Header Ads

Polri Akui Densus 88 Dilatih Australia

Jakarta - Kepada Bidang Penerangan Umum Divisi Humas Polri Kombes Pol Marwoto Soeto menegaskan, Detasemen Khusus (Densus) 88 Antiteror memang dilatih oleh pihak Australia. Tidak hanya menerima pelatihan, Densus juga diberi peralatan canggih oleh polisi Australia.

Hal itu disampaikan Marwoto, Senin (13/9), menanggapi rencana Polisi Federal Australia menginvestigasi Densus karena diduga telah melakukan penganiayaan terhadap tahanan politik di Maluku.
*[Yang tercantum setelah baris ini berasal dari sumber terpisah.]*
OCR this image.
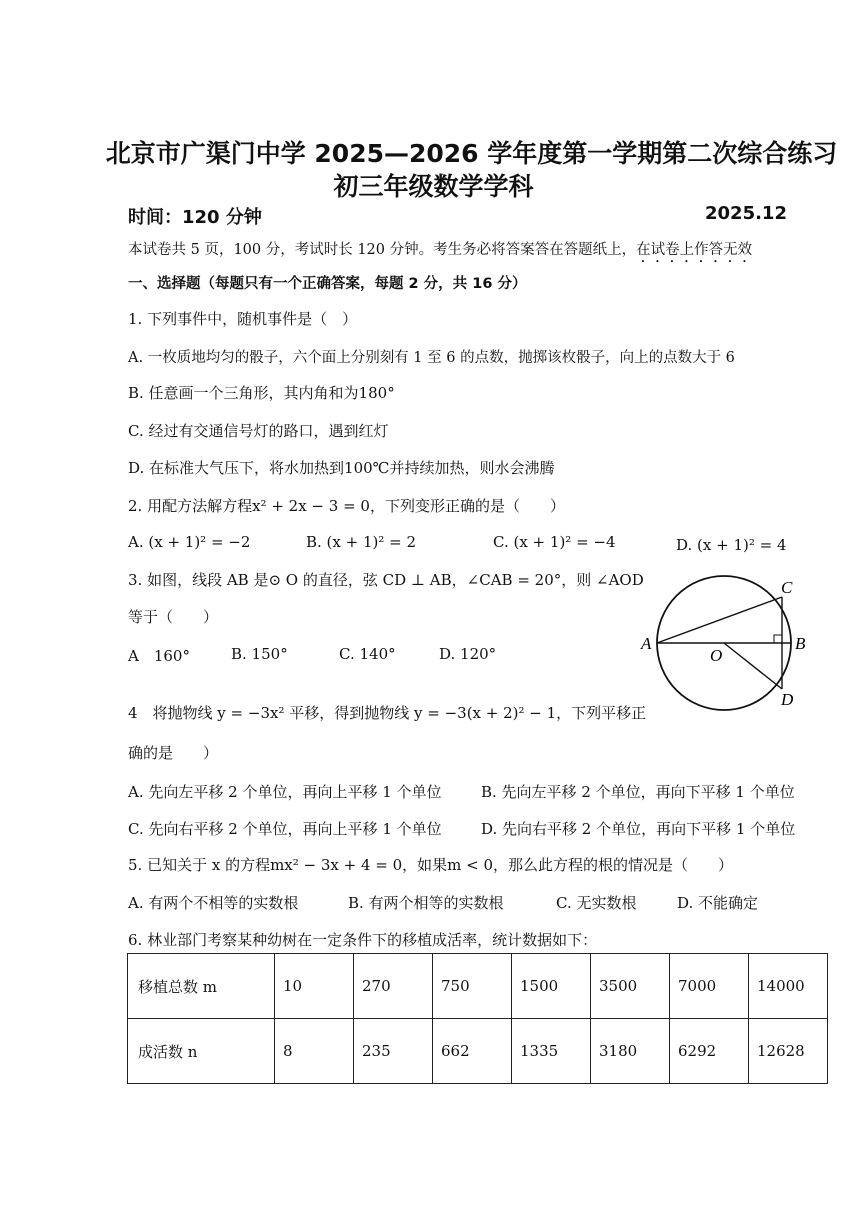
北京市广渠门中学 2025—2026 学年度第一学期第二次综合练习
初三年级数学学科
时间：120 分钟	2025.12
本试卷共 5 页，100 分，考试时长 120 分钟。考生务必将答案答在答题纸上，在试卷上作答无效
一、选择题（每题只有一个正确答案，每题 2 分，共 16 分）
1. 下列事件中，随机事件是（　）
A. 一枚质地均匀的骰子，六个面上分别刻有 1 至 6 的点数，抛掷该枚骰子，向上的点数大于 6
B. 任意画一个三角形，其内角和为180°
C. 经过有交通信号灯的路口，遇到红灯
D. 在标准大气压下，将水加热到100℃并持续加热，则水会沸腾
2. 用配方法解方程x² + 2x − 3 = 0，下列变形正确的是（　　）
A. (x + 1)² = −2	B. (x + 1)² = 2	C. (x + 1)² = −4	D. (x + 1)² = 4
3. 如图，线段 AB 是⊙ O 的直径，弦 CD ⊥ AB，∠CAB = 20°，则 ∠AOD
等于（　　）
A　160°	B. 150°	C. 140°	D. 120°
A	B
C
D
O
4　将抛物线 y = −3x² 平移，得到抛物线 y = −3(x + 2)² − 1，下列平移正
确的是　　）
A. 先向左平移 2 个单位，再向上平移 1 个单位	B. 先向左平移 2 个单位，再向下平移 1 个单位
C. 先向右平移 2 个单位，再向上平移 1 个单位	D. 先向右平移 2 个单位，再向下平移 1 个单位
5. 已知关于 x 的方程mx² − 3x + 4 = 0，如果m < 0，那么此方程的根的情况是（　　）
A. 有两个不相等的实数根	B. 有两个相等的实数根	C. 无实数根	D. 不能确定
6. 林业部门考察某种幼树在一定条件下的移植成活率，统计数据如下：
移植总数 m	10	270	750	1500	3500	7000	14000
成活数 n	8	235	662	1335	3180	6292	12628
Pihak Australia terlibat dalam investigasi karena telah mendanai dan melatih Densus.

Soal dana dari Australia ini, Marwoto membantah. "Australia tidak memberikan bantuan dalam bentuk dana," kata dia. Dalam surat kabar terbitan Australia disebutkan, pemerintah Australia mengucurkan jutaan dolar AS setiap tahun untuk Densus.

"Bantuan selama ini berupa pelatihan untuk meningkatkan keahlian dan performa para anggota Densus," kata Marwoto. Peralatan yang disuplai oleh polisi Australia bun bukan dalam bentuk senjata-senjata canggih, namun peralatan seperti alat-alat komunikasi.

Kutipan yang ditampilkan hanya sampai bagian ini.